Differentiating AS from rheumatoid arthritis is one of the most common tasks in rheumatology. Key differences: AS affects the axial skeleton (spine, sacroiliac joints); RA predominantly targets small peripheral hand joints. AS is seronegative (RF and anti-CCP negative); RA is seropositive in most cases. Men develop AS twice as often as women; RA affects women predominantly. NSAIDs produce dramatically better responses in AS than in RA.

Gout affects lower limb joints with acute attacks and elevated uric acid — clinically a completely different picture.

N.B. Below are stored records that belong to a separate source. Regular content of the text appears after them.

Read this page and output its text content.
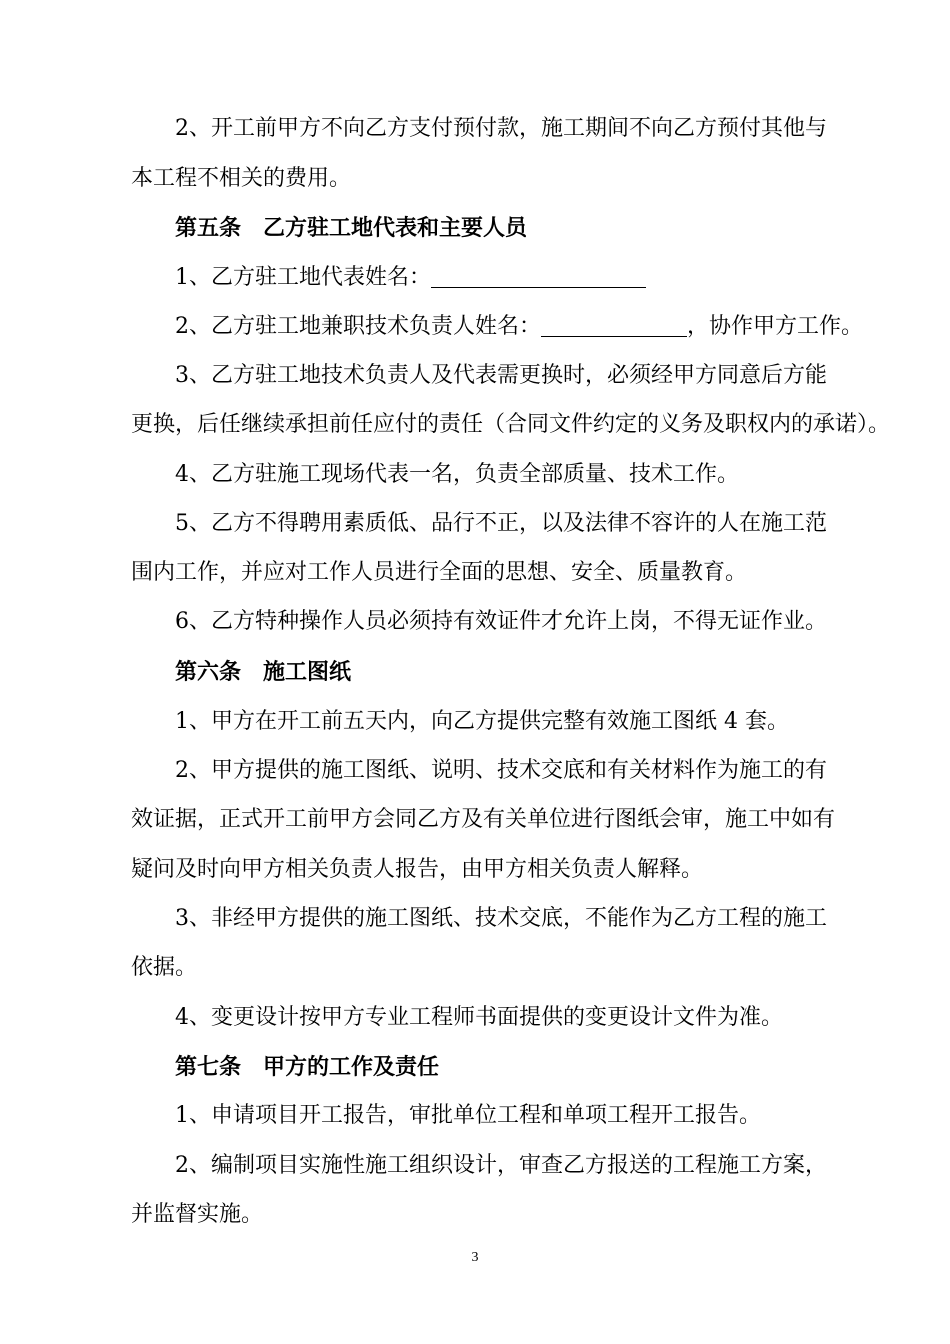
2、开工前甲方不向乙方支付预付款，施工期间不向乙方预付其他与
本工程不相关的费用。
第五条 乙方驻工地代表和主要人员
1、乙方驻工地代表姓名：
2、乙方驻工地兼职技术负责人姓名：	，协作甲方工作。
3、乙方驻工地技术负责人及代表需更换时，必须经甲方同意后方能
更换，后任继续承担前任应付的责任（合同文件约定的义务及职权内的承诺）。
4、乙方驻施工现场代表一名，负责全部质量、技术工作。
5、乙方不得聘用素质低、品行不正，以及法律不容许的人在施工范
围内工作，并应对工作人员进行全面的思想、安全、质量教育。
6、乙方特种操作人员必须持有效证件才允许上岗，不得无证作业。
第六条 施工图纸
1、甲方在开工前五天内，向乙方提供完整有效施工图纸 4 套。
2、甲方提供的施工图纸、说明、技术交底和有关材料作为施工的有
效证据，正式开工前甲方会同乙方及有关单位进行图纸会审，施工中如有
疑问及时向甲方相关负责人报告，由甲方相关负责人解释。
3、非经甲方提供的施工图纸、技术交底，不能作为乙方工程的施工
依据。
4、变更设计按甲方专业工程师书面提供的变更设计文件为准。
第七条 甲方的工作及责任
1、申请项目开工报告，审批单位工程和单项工程开工报告。
2、编制项目实施性施工组织设计，审查乙方报送的工程施工方案，
并监督实施。
3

Psoriatic arthritis and reactive arthritis are other spondyloarthritis forms with similar serological findings (HLA-B27, seronegativity) but distinct clinical characteristics.

When to See a Doctor Urgently

Immediate rheumatology consultation or emergency care is required when:

• Acute eye pain with redness and photophobia in an AS patient — anterior uveitis requiring immediate ophthalmological treatment; without treatment, vision loss is possible.
• Sudden onset of neurological symptoms (numbness, leg weakness, bladder dysfunction) in a patient with advanced cervical ankylosis — possible cauda equina syndrome from spinal instability or fracture.
• First-ever inflammatory back pain in a young man lasting more than 3 months — indication for rheumatology referral, MRI of the sacroiliac joints, and HLA-B27 testing.
• BASDAI ≥ 4 despite maximum NSAID doses for 3 months — the threshold for switching to biologic therapy; delay leads to progressive structural damage.
• An established AS patient develops breathlessness or progressive restriction of chest expansion — possible cardiopulmonary involvement requiring further investigation.

This article is for informational purposes only and does not replace medical consultation. Result interpretation and diagnosis are made by a qualified physician.